One more. Hebrews 13:12–14. “So Jesus also suffered outside the gate in order to sanctify the people through his own blood. Therefore, let us go to him outside the camp and bear the reproach that he endured. For here we have no lasting city but we seek a city that is to come.”

So Liberty students, Jesus suffered outside the gate to sanctify you. That is to make you his own, set you apart as a uniquely precious, holy possession of his own. That’s why he died. And now he says “join me, because to do that I had to go outside the gate to the cross and suffer and that's the way my mission will be completed.”

You know, among the unreached people that are yet to be engaged and to be reached, most of them don’t want you to come. And if you don’t have this mindset, that will be enough reason not to go. But if you have this mindset you will say, “Well, the great commission didn’t say go make disciples of all the nations except the ones that don’t want you to come.” All is all. You go to the peoples, all of them.

And they’re outside the camp, they’re in the hard places, they’re behind the hard cultures, they’re behind hard languages, and they’re behind hard attitudes towards the West, the Satan of the West. And we are called to go, so what’s left to be done is the hardest thing.

There are some wonderful mission stories about arriving there and through redemptive analogies, the whole tribe gets converted and you’re a hero. That’s a rare story — a wonderful story, true story — but a rare story.

God has a people among all the peoples of the world and we go to call them out. Call them out. And it will cost us our lives. It will cost many of you your lives.

I don’t know. I mean, you’re a very young school. I don’t know whether you have a list of martyrs yet. But one day there’ll be a wall, there’ll be a wall here and the pictures will be there. They went. We did it for the soldiers in the First and Second World War.

Most churches, old churches, have plaques and their names are listed and they will be listed in churches, they’ll be listed in schools and that’s why I’m here. I want to recruit martyrs who die in love, not martyrs who kill in hate. And I think that kind of love comes, I know it comes from being satisfied in Jesus so deeply that you know you can’t die.

The City That Is to Come

So look at finally, Hebrews 13:14. Here’s the ground of going outside the camp and bearing reproach with Jesus. “For here we have no lasting city but we seek a city that is to come.” The reason we are willing to go outside the camp and suffer is because this world is not our home. We seek a city that is to come.

I want to end on this because I know the kind of school I’m talking to here and I love what I see. Ninety percent of you, ninety-five percent of you are here growing in knowledge and skills that will enable you to serve this city, called the city of man. The city of the world. This one. We have no lasting city. That non-lasting city is Lynchburg. It’s America. It’s the work place. It won’t last.

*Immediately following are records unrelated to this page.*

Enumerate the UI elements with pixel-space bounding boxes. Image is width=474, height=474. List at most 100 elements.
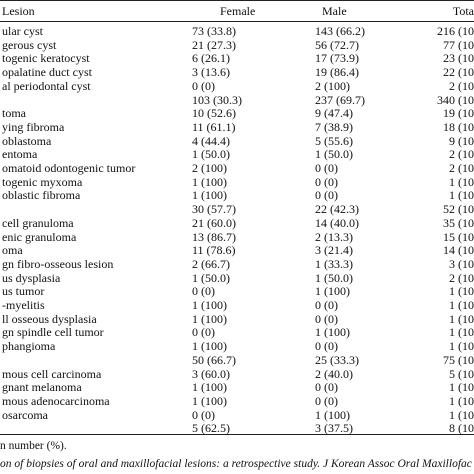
male-cell: 19 (86.4): [315, 65, 359, 80]
male-cell: 1 (50.0): [315, 270, 353, 285]
female-cell: 1 (100): [192, 393, 227, 408]
total-cell: 19 (10: [443, 106, 474, 121]
male-cell: 1 (100): [315, 325, 350, 340]
female-cell: 13 (86.7): [192, 229, 236, 244]
footnote: n number (%).: [0, 440, 67, 452]
total-cell: 1 (10: [449, 311, 474, 326]
total-cell: 9 (10: [449, 133, 474, 148]
female-cell: 1 (100): [192, 339, 227, 354]
lesion-cell: gn fibro-osseous lesion: [2, 256, 114, 271]
lesion-cell: gnant melanoma: [2, 380, 82, 395]
total-cell: 1 (10: [449, 174, 474, 189]
total-cell: 75 (10: [443, 352, 474, 367]
male-cell: 1 (50.0): [315, 147, 353, 162]
total-cell: 18 (10: [443, 119, 474, 134]
male-cell: 0 (0): [315, 298, 338, 312]
female-cell: 3 (60.0): [192, 366, 230, 381]
female-cell: 21 (27.3): [192, 37, 236, 52]
total-cell: 2 (10: [449, 147, 474, 162]
lesion-cell: togenic keratocyst: [2, 51, 90, 66]
female-cell: 10 (52.6): [192, 106, 236, 121]
female-cell: 0 (0): [192, 407, 215, 422]
female-cell: 0 (0): [192, 325, 215, 340]
header-male: Male: [322, 4, 347, 18]
male-cell: 0 (0): [315, 380, 338, 395]
male-cell: 2 (40.0): [315, 366, 353, 381]
female-cell: 1 (50.0): [192, 147, 230, 162]
female-cell: 11 (61.1): [192, 119, 236, 134]
total-cell: 1 (10: [449, 284, 474, 299]
female-cell: 3 (13.6): [192, 65, 230, 80]
total-cell: 14 (10: [443, 243, 474, 258]
total-cell: 1 (10: [449, 393, 474, 408]
lesion-cell: ular cyst: [2, 24, 43, 38]
total-cell: 216 (10: [437, 24, 474, 38]
lesion-cell: oblastoma: [2, 133, 52, 148]
lesion-cell: togenic myxoma: [2, 174, 83, 189]
female-cell: 4 (44.4): [192, 133, 230, 148]
female-cell: 0 (0): [192, 284, 215, 299]
female-cell: 1 (100): [192, 174, 227, 189]
header-total: Tota: [452, 4, 474, 18]
lesion-cell: osarcoma: [2, 407, 48, 422]
male-cell: 143 (66.2): [315, 24, 365, 38]
male-cell: 7 (38.9): [315, 119, 353, 134]
female-cell: 2 (100): [192, 161, 227, 175]
male-cell: 3 (21.4): [315, 243, 353, 258]
total-cell: 3 (10: [449, 256, 474, 271]
total-cell: 15 (10: [443, 229, 474, 244]
male-cell: 25 (33.3): [315, 352, 359, 367]
total-cell: 52 (10: [443, 202, 474, 217]
male-cell: 0 (0): [315, 188, 338, 203]
total-cell: 340 (10: [437, 92, 474, 107]
total-cell: 22 (10: [443, 65, 474, 80]
female-cell: 0 (0): [192, 78, 215, 93]
lesion-cell: mous cell carcinoma: [2, 366, 102, 381]
total-cell: 1 (10: [449, 380, 474, 395]
male-cell: 1 (100): [315, 407, 350, 422]
male-cell: 14 (40.0): [315, 215, 359, 230]
male-cell: 1 (33.3): [315, 256, 353, 271]
lesion-cell: omatoid odontogenic tumor: [2, 161, 136, 175]
total-cell: 8 (10: [449, 421, 474, 436]
header-lesion: Lesion: [2, 4, 35, 18]
lesion-cell: -myelitis: [2, 298, 45, 312]
lesion-cell: ll osseous dysplasia: [2, 311, 97, 326]
source: on of biopsies of oral and maxillofacial…: [0, 458, 474, 470]
female-cell: 1 (100): [192, 298, 227, 312]
lesion-cell: entoma: [2, 147, 38, 162]
lesion-cell: ying fibroma: [2, 119, 65, 134]
total-cell: 2 (10: [449, 161, 474, 175]
lesion-cell: opalatine duct cyst: [2, 65, 92, 80]
male-cell: 0 (0): [315, 161, 338, 175]
female-cell: 1 (100): [192, 380, 227, 395]
top-rule: [0, 0, 474, 1]
lesion-cell: gerous cyst: [2, 37, 57, 52]
lesion-cell: mous adenocarcinoma: [2, 393, 110, 408]
male-cell: 1 (100): [315, 284, 350, 299]
female-cell: 1 (50.0): [192, 270, 230, 285]
lesion-cell: oma: [2, 243, 23, 258]
lesion-cell: toma: [2, 106, 26, 121]
male-cell: 0 (0): [315, 311, 338, 326]
female-cell: 1 (100): [192, 188, 227, 203]
lesion-cell: us dysplasia: [2, 270, 61, 285]
total-cell: 2 (10: [449, 78, 474, 93]
male-cell: 56 (72.7): [315, 37, 359, 52]
male-cell: 3 (37.5): [315, 421, 353, 436]
lesion-cell: cell granuloma: [2, 215, 74, 230]
female-cell: 21 (60.0): [192, 215, 236, 230]
female-cell: 2 (66.7): [192, 256, 230, 271]
female-cell: 73 (33.8): [192, 24, 236, 38]
total-cell: 1 (10: [449, 407, 474, 422]
total-cell: 1 (10: [449, 298, 474, 312]
male-cell: 0 (0): [315, 393, 338, 408]
female-cell: 50 (66.7): [192, 352, 236, 367]
total-cell: 1 (10: [449, 339, 474, 354]
total-cell: 1 (10: [449, 325, 474, 340]
male-cell: 2 (100): [315, 78, 350, 93]
male-cell: 22 (42.3): [315, 202, 359, 217]
lesion-cell: oblastic fibroma: [2, 188, 81, 203]
male-cell: 9 (47.4): [315, 106, 353, 121]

And if anybody were to take my message about loving our everlasting reward to mean you just skip this city and go to that, you’ve totally missed the point. My point has been this. All the students at Liberty aiming to pour your life into the city of man for her good, for her everlasting good, will serve her better if you love the other city more.

If you love the city that is to come, the Lord that is to come, more than this city, you will serve this city better. You’ll be able to be so different from this city. So able to lay down your life for the good, the everlasting good of this city that you will go to the hardest places on the planet and the hardest peoples on the planet in order to make plain the value of that other city and that other King.